Many times the lancer was told during training, “Your sword is the means of your staying alive and you must let it do its work. Keep your sword sharp and do not rely on your own strength. If you rely on your own strength, your weakness will let you down. Trust your sword!” He would have been taught to sharpen the sword using a whetstone, a leather strop and chamois leather until it was honed to perfection. The scabbard was to protect the sword's edge, not to protect the user from cutting himself, as it is commonly thought today.

The lancer's second advantage was the experience of his predecessors written down in a manual detailing how to use the sword skilfully.
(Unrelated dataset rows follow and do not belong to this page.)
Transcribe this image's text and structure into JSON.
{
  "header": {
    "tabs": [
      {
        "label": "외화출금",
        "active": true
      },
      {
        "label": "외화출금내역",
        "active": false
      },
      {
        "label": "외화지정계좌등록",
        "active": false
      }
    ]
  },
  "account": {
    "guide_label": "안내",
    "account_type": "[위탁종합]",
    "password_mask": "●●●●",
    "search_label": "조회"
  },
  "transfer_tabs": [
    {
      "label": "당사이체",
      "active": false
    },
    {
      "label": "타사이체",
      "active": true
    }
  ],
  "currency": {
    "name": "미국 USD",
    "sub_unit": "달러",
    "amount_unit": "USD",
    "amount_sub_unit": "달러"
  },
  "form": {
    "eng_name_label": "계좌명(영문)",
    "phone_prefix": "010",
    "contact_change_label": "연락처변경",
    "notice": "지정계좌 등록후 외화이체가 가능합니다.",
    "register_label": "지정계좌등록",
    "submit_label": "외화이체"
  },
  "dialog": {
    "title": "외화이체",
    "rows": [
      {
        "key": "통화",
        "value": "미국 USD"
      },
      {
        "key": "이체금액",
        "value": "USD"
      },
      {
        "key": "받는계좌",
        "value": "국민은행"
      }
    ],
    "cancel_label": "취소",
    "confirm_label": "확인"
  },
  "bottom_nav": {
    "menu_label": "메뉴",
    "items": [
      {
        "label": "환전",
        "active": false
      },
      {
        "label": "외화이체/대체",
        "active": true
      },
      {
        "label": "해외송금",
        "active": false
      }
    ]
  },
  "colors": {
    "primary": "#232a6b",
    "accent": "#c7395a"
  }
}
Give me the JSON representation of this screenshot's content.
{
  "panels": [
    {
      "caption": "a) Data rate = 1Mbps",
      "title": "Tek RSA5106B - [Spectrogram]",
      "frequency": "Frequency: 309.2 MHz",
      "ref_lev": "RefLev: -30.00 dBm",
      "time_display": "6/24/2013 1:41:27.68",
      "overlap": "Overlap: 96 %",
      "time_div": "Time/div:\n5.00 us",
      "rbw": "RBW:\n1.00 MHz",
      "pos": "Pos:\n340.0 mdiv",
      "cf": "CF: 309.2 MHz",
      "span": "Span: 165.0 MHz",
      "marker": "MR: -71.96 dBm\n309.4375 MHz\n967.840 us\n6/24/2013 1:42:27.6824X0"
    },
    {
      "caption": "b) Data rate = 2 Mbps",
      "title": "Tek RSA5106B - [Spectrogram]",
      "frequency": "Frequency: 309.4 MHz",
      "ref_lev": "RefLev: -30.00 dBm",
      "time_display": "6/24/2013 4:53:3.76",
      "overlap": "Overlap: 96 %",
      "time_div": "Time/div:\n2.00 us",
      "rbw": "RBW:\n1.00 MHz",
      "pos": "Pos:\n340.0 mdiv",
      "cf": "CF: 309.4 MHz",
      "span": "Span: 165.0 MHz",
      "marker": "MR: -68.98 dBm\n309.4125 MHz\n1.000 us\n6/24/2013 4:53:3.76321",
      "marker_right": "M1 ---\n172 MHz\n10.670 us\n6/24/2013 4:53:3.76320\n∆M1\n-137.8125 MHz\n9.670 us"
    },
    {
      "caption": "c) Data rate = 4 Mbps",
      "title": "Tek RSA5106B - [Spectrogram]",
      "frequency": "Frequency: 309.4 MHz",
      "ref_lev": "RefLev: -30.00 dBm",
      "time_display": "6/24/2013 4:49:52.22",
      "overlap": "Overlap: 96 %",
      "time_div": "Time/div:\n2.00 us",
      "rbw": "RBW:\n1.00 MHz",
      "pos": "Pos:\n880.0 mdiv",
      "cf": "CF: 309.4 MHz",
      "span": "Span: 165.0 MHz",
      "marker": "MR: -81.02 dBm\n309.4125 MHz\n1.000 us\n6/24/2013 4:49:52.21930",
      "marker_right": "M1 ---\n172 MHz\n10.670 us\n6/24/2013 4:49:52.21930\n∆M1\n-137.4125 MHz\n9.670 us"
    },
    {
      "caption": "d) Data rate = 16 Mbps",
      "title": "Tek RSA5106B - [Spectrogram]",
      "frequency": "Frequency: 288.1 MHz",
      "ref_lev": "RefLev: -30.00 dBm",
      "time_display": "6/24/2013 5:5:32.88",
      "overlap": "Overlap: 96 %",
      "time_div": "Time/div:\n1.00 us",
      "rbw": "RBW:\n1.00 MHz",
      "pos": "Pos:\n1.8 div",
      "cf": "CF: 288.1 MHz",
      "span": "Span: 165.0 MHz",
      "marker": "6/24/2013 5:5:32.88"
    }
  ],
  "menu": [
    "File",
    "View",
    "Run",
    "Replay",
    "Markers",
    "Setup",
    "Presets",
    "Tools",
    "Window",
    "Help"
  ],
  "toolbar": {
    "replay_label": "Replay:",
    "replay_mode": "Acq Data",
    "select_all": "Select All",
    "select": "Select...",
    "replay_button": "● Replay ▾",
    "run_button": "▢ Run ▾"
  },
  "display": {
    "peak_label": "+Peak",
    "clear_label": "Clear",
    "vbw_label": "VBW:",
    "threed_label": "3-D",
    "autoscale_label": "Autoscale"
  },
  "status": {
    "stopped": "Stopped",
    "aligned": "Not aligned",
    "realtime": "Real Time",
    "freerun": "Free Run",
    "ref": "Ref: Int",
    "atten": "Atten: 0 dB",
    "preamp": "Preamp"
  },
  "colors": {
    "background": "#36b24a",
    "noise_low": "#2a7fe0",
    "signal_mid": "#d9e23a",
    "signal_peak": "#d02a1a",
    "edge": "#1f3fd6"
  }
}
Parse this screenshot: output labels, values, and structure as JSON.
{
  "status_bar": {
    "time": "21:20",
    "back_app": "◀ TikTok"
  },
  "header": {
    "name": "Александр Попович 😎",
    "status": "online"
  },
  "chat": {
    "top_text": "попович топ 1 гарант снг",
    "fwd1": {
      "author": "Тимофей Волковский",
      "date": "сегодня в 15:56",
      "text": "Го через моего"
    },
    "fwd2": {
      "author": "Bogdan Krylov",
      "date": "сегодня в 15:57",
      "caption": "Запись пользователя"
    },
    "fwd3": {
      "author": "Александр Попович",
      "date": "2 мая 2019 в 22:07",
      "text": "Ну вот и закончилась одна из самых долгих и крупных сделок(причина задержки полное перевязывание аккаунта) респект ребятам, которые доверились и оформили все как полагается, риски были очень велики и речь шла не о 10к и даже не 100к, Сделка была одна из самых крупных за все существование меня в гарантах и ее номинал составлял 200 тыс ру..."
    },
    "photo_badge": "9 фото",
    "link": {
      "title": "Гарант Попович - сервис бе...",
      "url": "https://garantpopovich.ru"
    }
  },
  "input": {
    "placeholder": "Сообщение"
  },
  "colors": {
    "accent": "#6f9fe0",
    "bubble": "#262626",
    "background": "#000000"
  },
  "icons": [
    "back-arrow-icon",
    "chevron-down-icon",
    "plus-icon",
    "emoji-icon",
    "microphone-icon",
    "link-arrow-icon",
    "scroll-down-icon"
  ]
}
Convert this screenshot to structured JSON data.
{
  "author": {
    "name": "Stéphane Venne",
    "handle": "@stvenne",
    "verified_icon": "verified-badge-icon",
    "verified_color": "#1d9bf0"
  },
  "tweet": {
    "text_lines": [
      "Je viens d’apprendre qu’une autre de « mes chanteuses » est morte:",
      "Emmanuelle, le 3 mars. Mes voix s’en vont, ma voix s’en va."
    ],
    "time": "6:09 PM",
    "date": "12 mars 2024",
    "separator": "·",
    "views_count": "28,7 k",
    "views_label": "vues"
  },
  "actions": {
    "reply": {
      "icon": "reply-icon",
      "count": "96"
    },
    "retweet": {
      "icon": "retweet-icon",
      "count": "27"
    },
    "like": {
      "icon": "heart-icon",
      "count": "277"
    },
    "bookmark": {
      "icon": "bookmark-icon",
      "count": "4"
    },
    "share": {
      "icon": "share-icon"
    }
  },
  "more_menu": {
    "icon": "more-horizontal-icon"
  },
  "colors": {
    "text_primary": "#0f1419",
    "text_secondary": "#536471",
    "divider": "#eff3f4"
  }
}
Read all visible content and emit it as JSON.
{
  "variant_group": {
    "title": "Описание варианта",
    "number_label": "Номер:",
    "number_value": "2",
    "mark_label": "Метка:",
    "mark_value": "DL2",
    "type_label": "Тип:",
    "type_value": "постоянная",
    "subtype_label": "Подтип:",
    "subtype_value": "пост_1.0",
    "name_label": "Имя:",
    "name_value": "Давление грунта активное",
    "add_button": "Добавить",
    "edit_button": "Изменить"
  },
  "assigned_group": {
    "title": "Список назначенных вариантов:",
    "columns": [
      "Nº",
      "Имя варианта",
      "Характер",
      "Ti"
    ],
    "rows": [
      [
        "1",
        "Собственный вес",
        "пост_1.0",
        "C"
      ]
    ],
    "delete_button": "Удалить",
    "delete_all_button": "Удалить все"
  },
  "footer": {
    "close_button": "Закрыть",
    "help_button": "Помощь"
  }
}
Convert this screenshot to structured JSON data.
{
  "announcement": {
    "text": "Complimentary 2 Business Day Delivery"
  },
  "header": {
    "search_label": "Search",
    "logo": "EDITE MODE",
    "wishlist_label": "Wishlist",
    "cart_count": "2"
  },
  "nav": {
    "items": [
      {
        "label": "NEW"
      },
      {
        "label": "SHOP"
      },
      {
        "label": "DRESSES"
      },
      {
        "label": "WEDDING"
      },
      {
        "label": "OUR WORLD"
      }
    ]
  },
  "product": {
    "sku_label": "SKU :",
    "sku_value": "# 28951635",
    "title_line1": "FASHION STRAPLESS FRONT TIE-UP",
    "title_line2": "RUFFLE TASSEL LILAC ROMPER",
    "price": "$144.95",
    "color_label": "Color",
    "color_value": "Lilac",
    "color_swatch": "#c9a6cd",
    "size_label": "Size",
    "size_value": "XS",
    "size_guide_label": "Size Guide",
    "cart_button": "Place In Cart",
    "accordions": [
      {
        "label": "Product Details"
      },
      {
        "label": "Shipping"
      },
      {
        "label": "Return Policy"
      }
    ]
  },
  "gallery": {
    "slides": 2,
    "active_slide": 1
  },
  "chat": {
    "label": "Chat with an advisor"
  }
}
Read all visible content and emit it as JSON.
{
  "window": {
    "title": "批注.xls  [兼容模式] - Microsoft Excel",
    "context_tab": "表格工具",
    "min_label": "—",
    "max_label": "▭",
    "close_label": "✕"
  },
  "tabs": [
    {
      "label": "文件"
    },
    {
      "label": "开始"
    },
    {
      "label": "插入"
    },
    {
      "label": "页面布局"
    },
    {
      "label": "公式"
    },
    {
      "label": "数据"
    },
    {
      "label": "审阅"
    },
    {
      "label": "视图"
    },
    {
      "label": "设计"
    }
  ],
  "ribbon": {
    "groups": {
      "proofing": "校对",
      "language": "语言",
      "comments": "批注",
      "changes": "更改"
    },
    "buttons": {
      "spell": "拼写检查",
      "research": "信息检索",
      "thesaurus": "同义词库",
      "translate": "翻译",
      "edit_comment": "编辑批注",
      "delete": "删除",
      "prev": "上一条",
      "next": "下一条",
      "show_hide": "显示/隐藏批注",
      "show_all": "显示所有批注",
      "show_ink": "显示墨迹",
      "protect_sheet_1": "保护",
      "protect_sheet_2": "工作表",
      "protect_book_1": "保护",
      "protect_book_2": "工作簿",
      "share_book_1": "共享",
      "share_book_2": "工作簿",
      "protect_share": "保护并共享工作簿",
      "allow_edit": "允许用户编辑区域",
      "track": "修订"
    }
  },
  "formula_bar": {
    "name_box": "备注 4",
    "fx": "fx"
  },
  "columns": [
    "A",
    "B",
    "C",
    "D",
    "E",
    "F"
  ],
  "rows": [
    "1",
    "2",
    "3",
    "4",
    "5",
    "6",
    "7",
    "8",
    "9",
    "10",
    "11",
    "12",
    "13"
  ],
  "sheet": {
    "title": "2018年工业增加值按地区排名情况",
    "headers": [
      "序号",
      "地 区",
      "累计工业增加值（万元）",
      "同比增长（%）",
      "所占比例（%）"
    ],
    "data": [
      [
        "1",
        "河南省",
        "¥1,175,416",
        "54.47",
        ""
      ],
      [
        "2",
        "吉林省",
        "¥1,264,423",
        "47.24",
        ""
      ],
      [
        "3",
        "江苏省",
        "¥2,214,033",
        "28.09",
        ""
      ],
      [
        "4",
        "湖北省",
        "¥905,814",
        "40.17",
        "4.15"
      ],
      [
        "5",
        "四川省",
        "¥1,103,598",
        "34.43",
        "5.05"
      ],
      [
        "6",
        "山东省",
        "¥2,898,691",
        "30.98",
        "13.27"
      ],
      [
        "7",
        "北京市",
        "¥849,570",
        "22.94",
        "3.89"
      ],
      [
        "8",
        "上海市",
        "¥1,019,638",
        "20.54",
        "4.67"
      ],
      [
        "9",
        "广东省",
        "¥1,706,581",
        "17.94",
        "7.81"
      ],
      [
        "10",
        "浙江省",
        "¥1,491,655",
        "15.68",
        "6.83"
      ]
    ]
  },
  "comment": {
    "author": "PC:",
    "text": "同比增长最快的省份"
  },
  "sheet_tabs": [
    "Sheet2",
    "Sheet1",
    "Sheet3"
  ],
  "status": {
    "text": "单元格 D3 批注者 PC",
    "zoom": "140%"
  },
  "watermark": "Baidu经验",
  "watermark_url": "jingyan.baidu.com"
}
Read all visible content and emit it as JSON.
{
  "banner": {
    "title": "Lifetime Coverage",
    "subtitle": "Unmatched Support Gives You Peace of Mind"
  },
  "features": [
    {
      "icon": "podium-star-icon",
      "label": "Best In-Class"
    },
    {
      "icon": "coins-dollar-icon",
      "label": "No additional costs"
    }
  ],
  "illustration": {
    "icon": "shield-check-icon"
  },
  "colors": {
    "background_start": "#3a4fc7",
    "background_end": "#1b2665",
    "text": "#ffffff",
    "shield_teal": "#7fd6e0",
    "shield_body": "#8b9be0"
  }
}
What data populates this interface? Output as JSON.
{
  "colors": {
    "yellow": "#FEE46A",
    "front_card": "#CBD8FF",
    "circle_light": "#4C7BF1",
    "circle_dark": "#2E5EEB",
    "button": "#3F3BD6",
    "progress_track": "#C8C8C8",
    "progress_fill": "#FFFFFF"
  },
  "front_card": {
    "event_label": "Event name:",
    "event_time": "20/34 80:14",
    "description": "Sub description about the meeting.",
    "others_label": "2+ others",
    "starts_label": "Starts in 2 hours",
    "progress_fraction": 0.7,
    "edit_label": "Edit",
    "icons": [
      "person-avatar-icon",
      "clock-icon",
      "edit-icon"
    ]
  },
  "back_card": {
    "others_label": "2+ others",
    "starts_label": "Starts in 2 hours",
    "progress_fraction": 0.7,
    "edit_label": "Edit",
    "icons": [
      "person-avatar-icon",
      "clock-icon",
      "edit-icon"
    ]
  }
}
A sharp sword without the necessary skill to use it would be of little use. Our lancer would have been warned not to lean on his own understanding but rather to follow what had been handed down in the manual, reinforced by practice, practice, practice!

We read in Hebrews 4:12 that “the word of God is quick, and powerful, and sharper than any twoedged sword.” The comparison here is relevant. Unlike a physical sword, Scripture is already sharp, powerful and quick (or living). Let the Word of God do its work! Put your trust in it as God's own mighty weapon. However, if you lack the skills to use it, it will be wielded as if it were blunt and ineffective.

Over the years, through assiduous study, tough experience, doctrinal controversies and faithful synods, something akin to spiritual swordsmanship manuals has been written: the creeds of the churches! Here the professor, minister, elder, deacon, seminarian and church member learn how to use the sword skilfully.

Those churches which have ignored and forsaken the creeds have forgotten how to wield the sword, so that for them it is now rusty and blunt. In the day of battle, they will be ineffective and will be defeated easily.

I humbly urge the Protestant Reformed Churches to remain steadfast, when the great falling away is blatantly obvious in the vast majority of churches across the world. Keep the sword of the Spirit sharp and maintain the Three Forms of Unity (and “The Declaration of Principles”). Do not weaken the training of the future ministers but rather be diligent to be even sharper than ever before. Let the sword do its work!

After the charge of the light brigade was over, the surviving Protestants from Ireland held a worship service in a cave to praise their sovereign God. They also recalled a Dutchman, William of Orange, who brought them the liberty to worship free from Roman Catholic tyranny at the Glorious Revolution (1688) and through the Battle of the Boyne (1690) in their homeland. The Protestant Reformed Churches remember another Dutchman, Herman Hoeksema, who won for them the truth they so dearly love and teach.

Most importantly, we all ought to remember the One who brought spiritual freedom to His beloved people through His atoning sacrifice, the One from whose mouth proceeds a “sharp twoedged sword” (Rev. 1:16; cf. Isa. 49:2; Rev. 19:15, 21). “Let every one that nameth the name of Christ depart from iniquity” (II Tim. 2:19).